BACKGROUND: Syndecan-4 (SDC4) plays a pivotal role in tumorigenesis through cell signaling, adhesion and matrix interactions. Lipid reprogramming is a core strategy for malignant tumors to drive progression and invasion through reshaping immunity, stromal and vascular ecology in microenvironment. However, the regulatory mechanism of SDC4 in lipid reprogramming has not yet been elucidated. Therefore, it is important to investigate underlying mechanisms and develop novel therapeutic targets for gastric cancer (GC). METHODS: Clinicopathological data and corresponding immunohistochemistry were collected to explore the role of SDC4 in patients with GC. Functional experiments were performed to assess tumor progression and lipid reprogramming. Moreover, western blot assay was performed to verify the molecular mechanisms. In addition, cholesterol-induced lipotoxic environments both in vivo and in vitro were constructed to explore the underlying positive loop circuit.
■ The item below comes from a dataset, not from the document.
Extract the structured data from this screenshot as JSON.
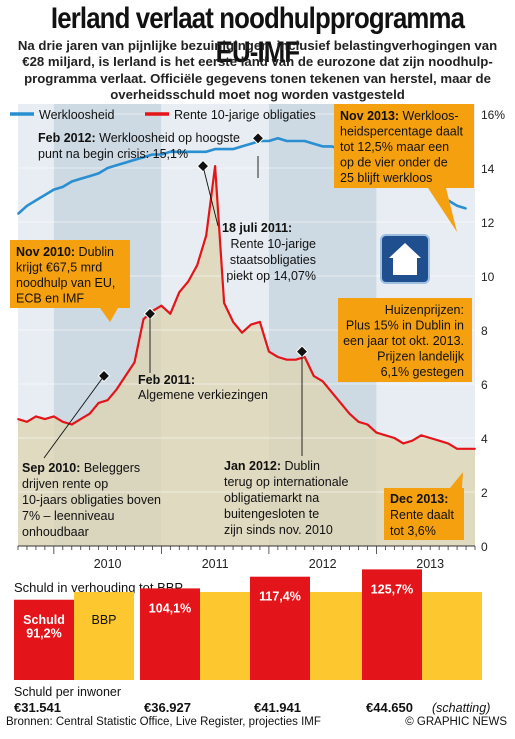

RESULTS: SDC4 expression was upregulated in tumor tissues compared to normal gastric tissues and was associated with differentiation grades. Patients with high SDC4 expression were positively correlated with high circulating tumor cell (CTC) levels, vascular endothelial growth factor (VEGF) levels and poor prognosis. Moreover, SDC4 significantly promoted tumor progression by activating transforming growth factor-beta 1 (TGF-β1/TGFB1)-induced lipid reprogramming and contributed a positive loop circuit in GC cells. However, the core of this circuit was dependent on Smad3. In addition, a cholesterol-induced lipotoxic environment upregulated SDC4 expression by activating the RAS signaling pathway and further indicated a positive loop circuit between SDC4 and lipid reprogramming in GC. CONCLUSIONS: These findings highlight SDC4 as a therapeutic target for GC and identify actionable positive loop circuits.